Long-term outcomes with odevixibat treatment
According to the authors, “Patients with FIC1 deficiency who responded to odevixibat treatment at Week 24 experienced rapid improvements in pruritus and reductions in sBA that were sustained with long-term treatment.” Overall, “Forty percent (n=14/35) of patients with FIC1 deficiency achieved a sustained, clinically relevant improvement in pruritus; 10/14 of these achieved a pruritus response without fulfilling the stringent criteria for an sBA response," the authors concluded.
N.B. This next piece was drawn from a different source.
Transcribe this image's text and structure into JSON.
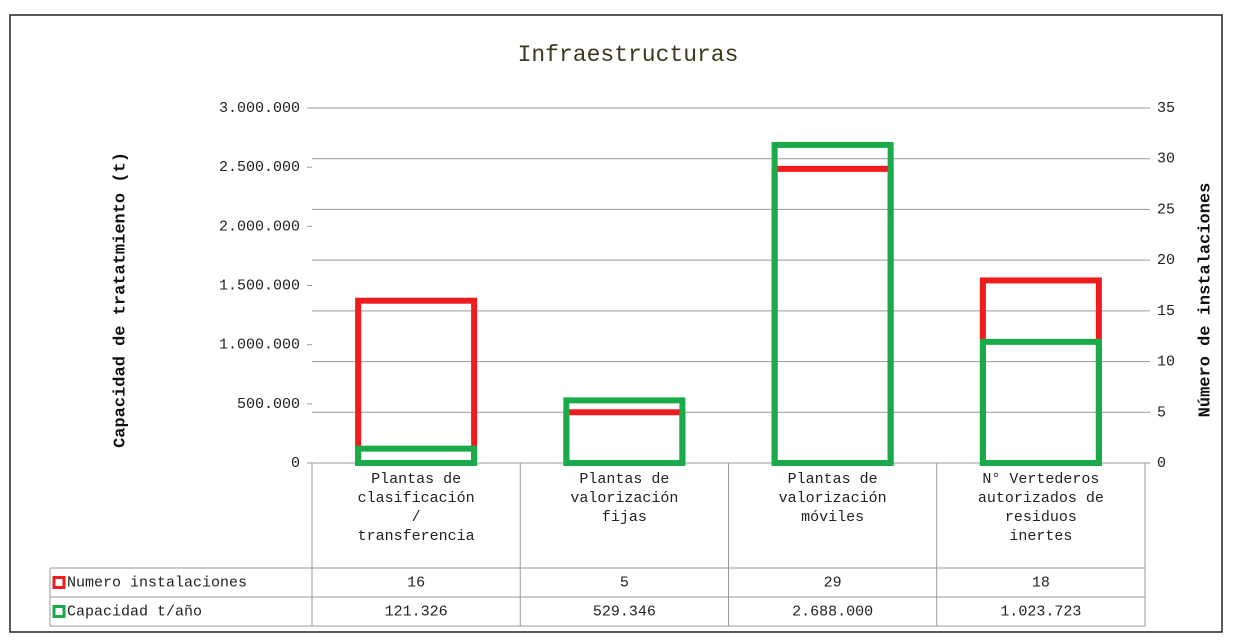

These findings reinforce odevixibat’s durable benefit for managing both biochemical and symptomatic burdens in PFIC1, supporting its continued use and evaluation across progressive familial intrahepatic cholestasis types.

References:

1. Verkade H, Thompson R, Artan R, et al. ODEVIXIBAT TREATMENT IN PATIENTS WITH FIC1 DEFICIENCY: SUSTAINED EFFICACY, PARTICULARLY IN PRURITUS, IN AN INTEGRATED ANALYSIS OF RESPONDERS (PEDFIC 1 AND PEDFIC 2). Abstract. Presented at: 2025 NASPGHAN Annual Meeting. November 5-9, 2025. Chicago, Illinois.
2. U.S. FDA approves Bylvay for patients living with cholestatic pruritus due to Alagille syndrome. Ipsen. Press release. Published June 13, 2023. Accessed November 7, 2025. https://www.ipsen.com/press-releases/u-s-fda-approves-bylvay-for-patients-living-with-cholestatic-pruritus-due-to-alagille-syndrome/
3. Yi S, Kim I, Hager R, Strazzeri MM, Garrard L, Matsubayashi T, Mehta R. Food and Drug Administration Approval Summary: Odevixibat (Bylvay) for the Treatment of Pruritus With Progressive Familial Intrahepatic Cholestasis. Gastro Hep Adv. 2024 Nov 29;4(4):100596. doi:10.1016/j.gastha.2024.100596. PMID: 40454003; PMCID: PMC12126724.